Two women’s finals have gone the distance. Tracy Austin defeated Martina Navratilova 1-6, 7-6 (7-4), 7-6 (7-1) in 1981 and Hana Mandlikova upset Navratilova 7-6 (7-3), 1-6, 7-6 (7-2) in 1985.
“I love tiebreakers,” said Mandlikova, 60, who vividly recalled every point of the final tiebreaker against Navratilova, including a diving cross-court backhand volley on match point.
“People who play riskier tennis instead of staying along the baseline have a better percentage of winning the tiebreaker,” she continued. “You have to be risky, and you have to be a little bit lucky.”
Kyrgios, who beat Stepanek 7-6, (7-4), 7-6 (10-8), 7-6 (13-11) in that 2013 French Open first-rounder, said a tiebreaker was not based on skill. “It obviously favors the bigger serve at times, but it can go either way,” he said. “That’s the beauty of the scoring in tennis. Every point counts.”

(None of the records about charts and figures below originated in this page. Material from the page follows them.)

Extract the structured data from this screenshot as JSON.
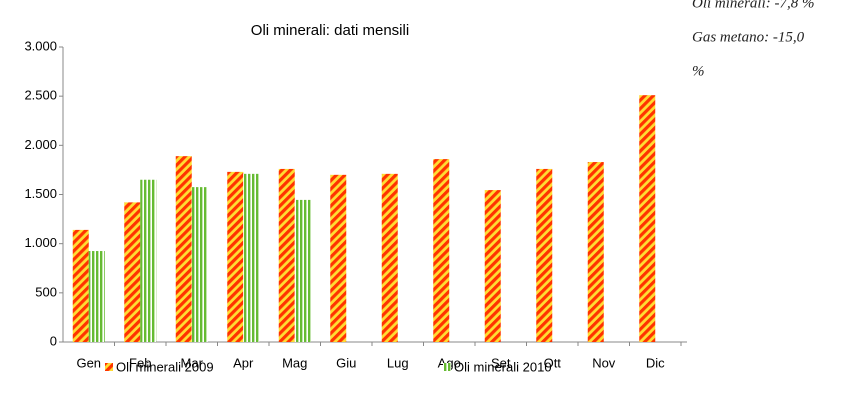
{
  "chart_data": {
    "type": "bar",
    "title": "Oli minerali: dati mensili",
    "categories": [
      "Gen",
      "Feb",
      "Mar",
      "Apr",
      "Mag",
      "Giu",
      "Lug",
      "Ago",
      "Set",
      "Ott",
      "Nov",
      "Dic"
    ],
    "series": [
      {
        "name": "Oli minerali 2009",
        "color": "#ff3300",
        "values": [
          1140,
          1420,
          1890,
          1730,
          1760,
          1700,
          1710,
          1860,
          1545,
          1760,
          1830,
          2510
        ]
      },
      {
        "name": "Oli minerali 2010",
        "color": "#66bb33",
        "values": [
          925,
          1650,
          1575,
          1710,
          1445,
          null,
          null,
          null,
          null,
          null,
          null,
          null
        ]
      }
    ],
    "ylim": [
      0,
      3000
    ],
    "yticks": [
      0,
      500,
      {
        "value": 1000,
        "label": "1.000"
      },
      {
        "value": 1500,
        "label": "1.500"
      },
      {
        "value": 2000,
        "label": "2.000"
      },
      {
        "value": 2500,
        "label": "2.500"
      },
      {
        "value": 3000,
        "label": "3.000"
      }
    ],
    "grid": false,
    "legend": "bottom",
    "annotations": [
      "Oli minerali: -7,8 %",
      "Gas metano: -15,0",
      "%"
    ]
  }
}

Until this year, the French Open shunned the final-set tiebreaker. Since the tournament began in 1891, it has featured very few extended final sets, though the slow red clay and never-ending rallies have produced multiple five-hour matches. Only twice in the men’s draw has a final gone the distance: a 1927 match won by René Lacoste over Bill Tilden 11-9 in the fifth set and a 2004 final between Gastón Gaudio and Guillermo Coria, which Gaudio ultimately won 8-6 in the fifth.
The women, on the other hand, have produced some extraordinary final sets in the French Open, including an 8-6 third-set win by Steffi Graf over Navratilova in 1987, a 10-8 third-set win by Monica Seles over Graf in 1992, a 10-8 third-set win by Graf over Arantxa Sánchez Vicario in 1996 and one of the tournament’s all-time highlights, a 1-6, 6-4, 12-10 victory by Jennifer Capriati over Kim Clijsters in the 2001 final.
Danielle Collins, one of the top-ranked U.S. pros, remembers honing her tiebreaker skills while competing in junior matches.
“If you split sets, you played a 10-point tiebreaker for the third set,” Collins said. “I would get down all the time. One time I was down 9-1 and came back to win. Those 10-point tiebreakers can be really fun.”
Stefanos Tsitsipas likes the idea of never-ending matches but understands the need for final-set tiebreakers in today’s increasingly physical matches.
“As a kid I liked watching these crazy best-of-five matches that went all the way to 18-16,” he said. “It was just fun to watch and see who was going to break first. On the other hand, you can’t allow players to play until 6 in the morning with that format. It can get quite exhausting.”
Stan Wawrinka, who won the French Open in 2015, would prefer that the majors stop tinkering with their tiebreaker formulas.
“What I liked before was that they were all a different ending,” said Wawrinka, who is working his way back from knee surgery. “I enjoyed that. But it’s impossible to find one thing that everybody will like. To all be the same now is not my favorite thing, but it is what it is and we don’t have a choice.”
Djokovic is proud that he and Federer got to play the first championship match in Wimbledon history to feature a final-set tiebreaker. He also knows it was a one-and-only now that Wimbledon will also play final-set tiebreakers at 6-6 instead of 12-12.
“There is history in extended play in most of the Slams,” Djokovic said. “That Isner-Mahut, the longest match ever, it’s written down with golden letters in the history of tennis. Many people remember that match, and it has brought a lot of attention to our sport from the wider audience.”